Demand growth and a strong commitment by Opec and its partners to their continued production cuts have supported prices even as worries of a potential US-China trade war are casting a shadow over expectations of strong demand growth.
In late March, Brent futures on Ice topped $70/bl for the first time in eight weeks, only to fall again at the start of April as trade war concerns overshadow uncertainty over Iranian supplies after US President Trump threatened to reimpose sanctions on Iran.
UK fuel retail prices, lagging as usual, have only just caught up with an earlier fall in underlying crude prices.
Stocks are falling, but the market expects the current tightness and destocking to give way to higher supply next year, especially from the US and is pricing forward supplies at a discount. Ice Brent front-month climbed to a premium of more than $5/bl to the 12-month-ahead contract in late March, its steepest backwardation since June 2014.
US output is well above 10mn b/d so far this year, and up on last year by nearly 1.3mn b/d. Together with other non-Opec production, this more than makes up for Opec’s 1.7mn b/d cut. And US production is set to reach 11.3mn b/d by the end of the year. Yet demand is also rising to feed global economic growth, which the IMF is predicting at 3.9% this year. Diesel is key in economic growth for transporting goods to ports, and European refineries continue to maximise runs to produce it.

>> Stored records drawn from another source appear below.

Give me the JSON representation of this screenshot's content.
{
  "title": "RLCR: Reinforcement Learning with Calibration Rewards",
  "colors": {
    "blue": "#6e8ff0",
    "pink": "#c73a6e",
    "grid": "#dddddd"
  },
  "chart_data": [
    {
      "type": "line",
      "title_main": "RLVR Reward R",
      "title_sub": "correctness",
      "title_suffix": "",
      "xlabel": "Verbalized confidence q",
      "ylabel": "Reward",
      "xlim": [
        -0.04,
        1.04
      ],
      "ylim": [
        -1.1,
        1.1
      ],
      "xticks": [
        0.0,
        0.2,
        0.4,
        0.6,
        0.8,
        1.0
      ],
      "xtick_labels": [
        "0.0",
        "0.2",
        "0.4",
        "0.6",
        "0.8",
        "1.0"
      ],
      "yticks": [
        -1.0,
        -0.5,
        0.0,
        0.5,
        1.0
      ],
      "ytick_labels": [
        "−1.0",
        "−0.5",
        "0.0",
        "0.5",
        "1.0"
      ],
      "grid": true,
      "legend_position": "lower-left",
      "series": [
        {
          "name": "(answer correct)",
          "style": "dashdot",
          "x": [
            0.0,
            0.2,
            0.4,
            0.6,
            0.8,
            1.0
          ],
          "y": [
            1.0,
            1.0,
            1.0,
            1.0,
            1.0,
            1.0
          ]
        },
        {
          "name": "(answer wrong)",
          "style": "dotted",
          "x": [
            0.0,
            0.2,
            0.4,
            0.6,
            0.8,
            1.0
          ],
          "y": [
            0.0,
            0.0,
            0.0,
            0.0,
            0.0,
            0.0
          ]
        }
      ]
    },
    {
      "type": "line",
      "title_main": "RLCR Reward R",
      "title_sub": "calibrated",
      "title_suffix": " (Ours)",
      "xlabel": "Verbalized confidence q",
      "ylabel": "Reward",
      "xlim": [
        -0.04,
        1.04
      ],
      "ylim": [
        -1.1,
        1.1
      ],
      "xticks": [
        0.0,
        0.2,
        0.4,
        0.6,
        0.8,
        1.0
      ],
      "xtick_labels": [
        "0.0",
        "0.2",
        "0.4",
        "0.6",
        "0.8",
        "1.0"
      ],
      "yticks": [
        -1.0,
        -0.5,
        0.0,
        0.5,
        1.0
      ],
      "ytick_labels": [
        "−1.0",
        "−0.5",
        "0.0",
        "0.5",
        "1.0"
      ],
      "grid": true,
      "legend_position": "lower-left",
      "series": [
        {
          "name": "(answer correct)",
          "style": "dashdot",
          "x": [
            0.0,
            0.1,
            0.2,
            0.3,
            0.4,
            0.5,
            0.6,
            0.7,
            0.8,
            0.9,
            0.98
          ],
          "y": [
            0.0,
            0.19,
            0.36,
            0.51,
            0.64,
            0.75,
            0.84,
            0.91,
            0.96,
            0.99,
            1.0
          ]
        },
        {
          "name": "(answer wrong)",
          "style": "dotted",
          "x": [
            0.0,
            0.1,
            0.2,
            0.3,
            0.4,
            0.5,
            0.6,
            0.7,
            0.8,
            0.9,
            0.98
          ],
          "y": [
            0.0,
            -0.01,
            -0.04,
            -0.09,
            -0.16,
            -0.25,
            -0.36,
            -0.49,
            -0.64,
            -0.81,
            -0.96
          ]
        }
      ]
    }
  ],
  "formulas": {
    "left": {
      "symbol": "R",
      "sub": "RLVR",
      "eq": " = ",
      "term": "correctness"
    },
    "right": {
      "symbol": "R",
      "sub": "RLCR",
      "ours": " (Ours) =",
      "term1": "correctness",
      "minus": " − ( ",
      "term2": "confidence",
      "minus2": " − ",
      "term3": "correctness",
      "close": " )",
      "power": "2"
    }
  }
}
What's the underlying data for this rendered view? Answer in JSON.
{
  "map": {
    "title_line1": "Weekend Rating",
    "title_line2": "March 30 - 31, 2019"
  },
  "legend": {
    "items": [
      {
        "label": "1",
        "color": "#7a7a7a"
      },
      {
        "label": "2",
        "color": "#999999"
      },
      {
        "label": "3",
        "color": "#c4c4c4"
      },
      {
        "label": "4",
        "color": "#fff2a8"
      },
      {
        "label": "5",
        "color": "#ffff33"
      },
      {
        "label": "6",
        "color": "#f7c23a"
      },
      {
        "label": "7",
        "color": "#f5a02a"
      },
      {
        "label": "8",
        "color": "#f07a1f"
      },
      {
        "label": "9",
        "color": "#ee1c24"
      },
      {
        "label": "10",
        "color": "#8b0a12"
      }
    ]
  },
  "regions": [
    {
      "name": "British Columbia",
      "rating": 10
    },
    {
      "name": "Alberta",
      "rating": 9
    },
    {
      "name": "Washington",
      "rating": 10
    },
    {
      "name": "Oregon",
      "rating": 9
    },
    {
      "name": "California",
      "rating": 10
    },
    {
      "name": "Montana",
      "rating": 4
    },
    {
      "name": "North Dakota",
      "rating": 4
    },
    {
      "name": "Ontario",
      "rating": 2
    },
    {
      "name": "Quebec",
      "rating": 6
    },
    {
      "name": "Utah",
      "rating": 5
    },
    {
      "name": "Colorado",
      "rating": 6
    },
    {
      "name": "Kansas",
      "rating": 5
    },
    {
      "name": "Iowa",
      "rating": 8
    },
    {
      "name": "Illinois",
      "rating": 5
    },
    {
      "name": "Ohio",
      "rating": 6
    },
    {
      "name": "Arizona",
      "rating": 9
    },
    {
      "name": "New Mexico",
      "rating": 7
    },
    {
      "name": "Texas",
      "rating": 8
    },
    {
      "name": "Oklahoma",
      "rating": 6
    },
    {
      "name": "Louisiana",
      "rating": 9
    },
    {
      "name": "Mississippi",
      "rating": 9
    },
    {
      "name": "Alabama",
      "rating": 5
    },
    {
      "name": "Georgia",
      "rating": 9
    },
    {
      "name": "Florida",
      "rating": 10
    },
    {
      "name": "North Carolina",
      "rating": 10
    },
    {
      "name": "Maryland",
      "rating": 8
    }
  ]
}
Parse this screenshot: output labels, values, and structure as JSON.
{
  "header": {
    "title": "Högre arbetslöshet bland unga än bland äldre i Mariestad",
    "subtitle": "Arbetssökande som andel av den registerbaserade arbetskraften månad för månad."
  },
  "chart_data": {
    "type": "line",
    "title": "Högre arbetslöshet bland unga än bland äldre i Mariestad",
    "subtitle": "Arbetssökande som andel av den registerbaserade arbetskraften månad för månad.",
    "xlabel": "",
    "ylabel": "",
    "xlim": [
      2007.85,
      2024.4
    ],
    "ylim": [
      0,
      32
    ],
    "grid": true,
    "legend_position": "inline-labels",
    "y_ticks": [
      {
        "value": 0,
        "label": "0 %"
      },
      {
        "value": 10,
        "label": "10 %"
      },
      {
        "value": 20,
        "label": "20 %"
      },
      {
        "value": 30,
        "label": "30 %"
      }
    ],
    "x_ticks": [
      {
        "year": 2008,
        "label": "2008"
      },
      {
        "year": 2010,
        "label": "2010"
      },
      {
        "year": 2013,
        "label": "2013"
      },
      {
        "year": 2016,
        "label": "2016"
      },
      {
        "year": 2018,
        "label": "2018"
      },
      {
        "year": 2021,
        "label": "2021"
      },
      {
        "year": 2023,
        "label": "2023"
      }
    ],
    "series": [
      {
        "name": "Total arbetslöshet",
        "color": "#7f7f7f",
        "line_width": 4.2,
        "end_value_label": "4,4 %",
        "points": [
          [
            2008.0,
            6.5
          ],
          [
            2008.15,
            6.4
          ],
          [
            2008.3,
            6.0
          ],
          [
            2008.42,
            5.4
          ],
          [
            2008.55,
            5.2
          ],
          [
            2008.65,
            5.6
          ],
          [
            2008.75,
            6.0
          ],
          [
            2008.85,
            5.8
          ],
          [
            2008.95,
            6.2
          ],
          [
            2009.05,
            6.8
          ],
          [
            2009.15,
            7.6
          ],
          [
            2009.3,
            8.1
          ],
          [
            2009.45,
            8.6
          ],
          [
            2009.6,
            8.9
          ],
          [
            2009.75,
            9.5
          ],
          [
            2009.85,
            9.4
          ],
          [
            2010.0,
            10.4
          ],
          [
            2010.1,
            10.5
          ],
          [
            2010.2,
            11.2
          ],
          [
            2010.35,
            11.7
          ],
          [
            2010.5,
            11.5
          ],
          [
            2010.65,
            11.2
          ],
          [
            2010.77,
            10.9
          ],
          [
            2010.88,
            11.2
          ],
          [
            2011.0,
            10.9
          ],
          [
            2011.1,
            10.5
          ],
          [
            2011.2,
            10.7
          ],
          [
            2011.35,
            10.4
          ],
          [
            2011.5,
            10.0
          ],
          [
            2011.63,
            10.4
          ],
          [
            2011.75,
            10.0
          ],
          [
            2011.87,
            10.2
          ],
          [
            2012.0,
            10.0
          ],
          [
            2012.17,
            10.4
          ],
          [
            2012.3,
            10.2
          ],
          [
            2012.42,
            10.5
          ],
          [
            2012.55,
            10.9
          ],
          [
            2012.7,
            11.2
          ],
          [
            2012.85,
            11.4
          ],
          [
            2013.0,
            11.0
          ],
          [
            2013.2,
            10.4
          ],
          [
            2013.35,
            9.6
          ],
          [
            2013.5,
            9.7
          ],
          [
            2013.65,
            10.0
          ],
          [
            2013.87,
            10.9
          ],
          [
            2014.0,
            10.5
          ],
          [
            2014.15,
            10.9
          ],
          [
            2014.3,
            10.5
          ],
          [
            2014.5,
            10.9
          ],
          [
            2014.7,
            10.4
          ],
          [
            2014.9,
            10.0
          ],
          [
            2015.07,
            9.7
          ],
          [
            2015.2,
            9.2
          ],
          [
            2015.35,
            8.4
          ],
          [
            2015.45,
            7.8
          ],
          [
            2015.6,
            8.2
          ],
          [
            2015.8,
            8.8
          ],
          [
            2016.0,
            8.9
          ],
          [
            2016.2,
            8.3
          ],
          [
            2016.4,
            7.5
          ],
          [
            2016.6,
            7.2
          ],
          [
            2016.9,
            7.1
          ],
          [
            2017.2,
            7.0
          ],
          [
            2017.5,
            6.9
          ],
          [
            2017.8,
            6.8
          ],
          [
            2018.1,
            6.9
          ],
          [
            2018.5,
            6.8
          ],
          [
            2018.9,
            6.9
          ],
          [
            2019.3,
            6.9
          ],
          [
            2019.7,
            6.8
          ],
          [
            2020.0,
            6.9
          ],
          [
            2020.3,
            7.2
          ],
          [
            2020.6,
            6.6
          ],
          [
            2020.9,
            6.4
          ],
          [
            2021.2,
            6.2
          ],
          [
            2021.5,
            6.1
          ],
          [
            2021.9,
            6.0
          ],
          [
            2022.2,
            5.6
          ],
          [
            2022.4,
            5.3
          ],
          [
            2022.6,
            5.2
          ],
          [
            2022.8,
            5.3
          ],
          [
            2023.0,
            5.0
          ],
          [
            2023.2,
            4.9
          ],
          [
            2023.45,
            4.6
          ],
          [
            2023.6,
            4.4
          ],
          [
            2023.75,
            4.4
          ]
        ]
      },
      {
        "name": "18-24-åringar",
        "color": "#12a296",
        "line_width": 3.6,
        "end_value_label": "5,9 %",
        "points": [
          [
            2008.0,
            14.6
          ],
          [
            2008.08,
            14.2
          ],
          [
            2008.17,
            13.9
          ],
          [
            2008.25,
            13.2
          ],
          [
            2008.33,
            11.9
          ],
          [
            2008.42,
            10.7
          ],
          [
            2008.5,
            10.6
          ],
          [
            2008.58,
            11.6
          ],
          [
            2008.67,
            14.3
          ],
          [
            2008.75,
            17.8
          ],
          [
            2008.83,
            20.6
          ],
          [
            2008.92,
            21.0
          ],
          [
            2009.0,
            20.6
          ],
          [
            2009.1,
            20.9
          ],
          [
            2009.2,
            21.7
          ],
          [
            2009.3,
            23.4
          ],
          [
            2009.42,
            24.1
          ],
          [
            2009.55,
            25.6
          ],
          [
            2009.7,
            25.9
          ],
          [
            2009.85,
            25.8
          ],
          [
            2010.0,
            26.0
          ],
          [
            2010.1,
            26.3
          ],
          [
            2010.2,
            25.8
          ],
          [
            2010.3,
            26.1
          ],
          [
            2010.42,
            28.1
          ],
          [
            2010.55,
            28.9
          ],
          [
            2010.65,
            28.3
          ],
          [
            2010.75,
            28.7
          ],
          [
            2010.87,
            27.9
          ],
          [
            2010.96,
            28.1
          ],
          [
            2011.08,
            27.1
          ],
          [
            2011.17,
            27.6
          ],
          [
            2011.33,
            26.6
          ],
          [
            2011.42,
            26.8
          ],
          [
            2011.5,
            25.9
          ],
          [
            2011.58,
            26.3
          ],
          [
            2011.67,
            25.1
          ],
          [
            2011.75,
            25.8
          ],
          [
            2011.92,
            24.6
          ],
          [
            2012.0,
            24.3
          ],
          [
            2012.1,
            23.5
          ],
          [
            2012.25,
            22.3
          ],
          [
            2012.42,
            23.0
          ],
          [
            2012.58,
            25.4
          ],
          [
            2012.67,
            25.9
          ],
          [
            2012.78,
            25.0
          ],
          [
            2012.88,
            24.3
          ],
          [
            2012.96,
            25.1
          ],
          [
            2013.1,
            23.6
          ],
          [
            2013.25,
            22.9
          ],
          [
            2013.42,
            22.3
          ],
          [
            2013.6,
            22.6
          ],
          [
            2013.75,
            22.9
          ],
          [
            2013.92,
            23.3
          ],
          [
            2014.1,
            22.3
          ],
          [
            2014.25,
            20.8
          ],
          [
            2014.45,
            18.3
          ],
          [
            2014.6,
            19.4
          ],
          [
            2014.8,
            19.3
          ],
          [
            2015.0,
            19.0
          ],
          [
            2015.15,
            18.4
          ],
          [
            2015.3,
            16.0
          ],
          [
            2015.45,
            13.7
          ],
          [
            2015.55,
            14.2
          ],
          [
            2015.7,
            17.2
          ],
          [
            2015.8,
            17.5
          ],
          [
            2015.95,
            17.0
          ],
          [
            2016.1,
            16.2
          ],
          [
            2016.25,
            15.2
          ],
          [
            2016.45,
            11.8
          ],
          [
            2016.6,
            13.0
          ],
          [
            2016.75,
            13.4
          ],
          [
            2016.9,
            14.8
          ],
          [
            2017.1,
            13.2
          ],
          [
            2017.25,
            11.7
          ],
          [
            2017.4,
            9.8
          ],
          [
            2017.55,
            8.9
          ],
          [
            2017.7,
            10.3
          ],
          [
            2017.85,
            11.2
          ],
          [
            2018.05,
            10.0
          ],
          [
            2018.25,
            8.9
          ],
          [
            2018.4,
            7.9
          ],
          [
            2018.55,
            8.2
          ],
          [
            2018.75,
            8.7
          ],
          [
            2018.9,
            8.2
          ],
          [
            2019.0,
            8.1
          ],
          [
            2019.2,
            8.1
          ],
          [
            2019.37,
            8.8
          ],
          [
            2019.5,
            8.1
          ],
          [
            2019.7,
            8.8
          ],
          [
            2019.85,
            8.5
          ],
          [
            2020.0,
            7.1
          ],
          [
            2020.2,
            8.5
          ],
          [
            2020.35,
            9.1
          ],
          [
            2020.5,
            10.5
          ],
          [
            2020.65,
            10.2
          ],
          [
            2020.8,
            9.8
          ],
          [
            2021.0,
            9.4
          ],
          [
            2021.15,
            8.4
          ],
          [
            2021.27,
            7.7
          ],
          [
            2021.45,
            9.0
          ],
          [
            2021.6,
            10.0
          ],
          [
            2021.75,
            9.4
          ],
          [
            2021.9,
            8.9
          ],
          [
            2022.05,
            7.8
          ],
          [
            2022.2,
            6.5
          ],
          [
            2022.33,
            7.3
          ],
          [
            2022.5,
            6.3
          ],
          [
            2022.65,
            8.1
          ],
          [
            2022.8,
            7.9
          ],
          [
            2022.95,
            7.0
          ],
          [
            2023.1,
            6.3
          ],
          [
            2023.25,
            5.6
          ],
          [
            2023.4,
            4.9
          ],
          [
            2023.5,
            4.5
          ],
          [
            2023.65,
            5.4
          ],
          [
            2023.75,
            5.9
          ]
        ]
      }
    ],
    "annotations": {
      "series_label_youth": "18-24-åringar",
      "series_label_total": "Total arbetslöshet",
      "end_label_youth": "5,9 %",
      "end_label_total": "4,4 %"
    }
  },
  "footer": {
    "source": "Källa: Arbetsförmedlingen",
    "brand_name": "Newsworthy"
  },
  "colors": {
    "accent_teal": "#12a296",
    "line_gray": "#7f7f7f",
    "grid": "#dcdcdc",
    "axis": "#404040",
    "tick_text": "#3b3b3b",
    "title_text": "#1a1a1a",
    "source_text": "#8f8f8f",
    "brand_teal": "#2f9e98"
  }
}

This is increasing an underlying gasoline glut in Europe, especially for winter grade after refineries ran flat out in February. Companies were selling off surplus winter-specification gasoline from tanks to make space for summer grade fuel. The extra volume on the spot market halved the European gasoline crack spread to $4.25/bl in March, to its lowest in over three years. The start of summer-grade gasoline trading abruptly widened the spread again at the end of March. By contrast, diesel crack spreads widened slightly in March to average at $12.75. In the UK, diesel prices have remained a wide 3ppl above petrol prices at the pump but have not so far reflected the wide difference between the two fuels before the switch to summer grade petrol.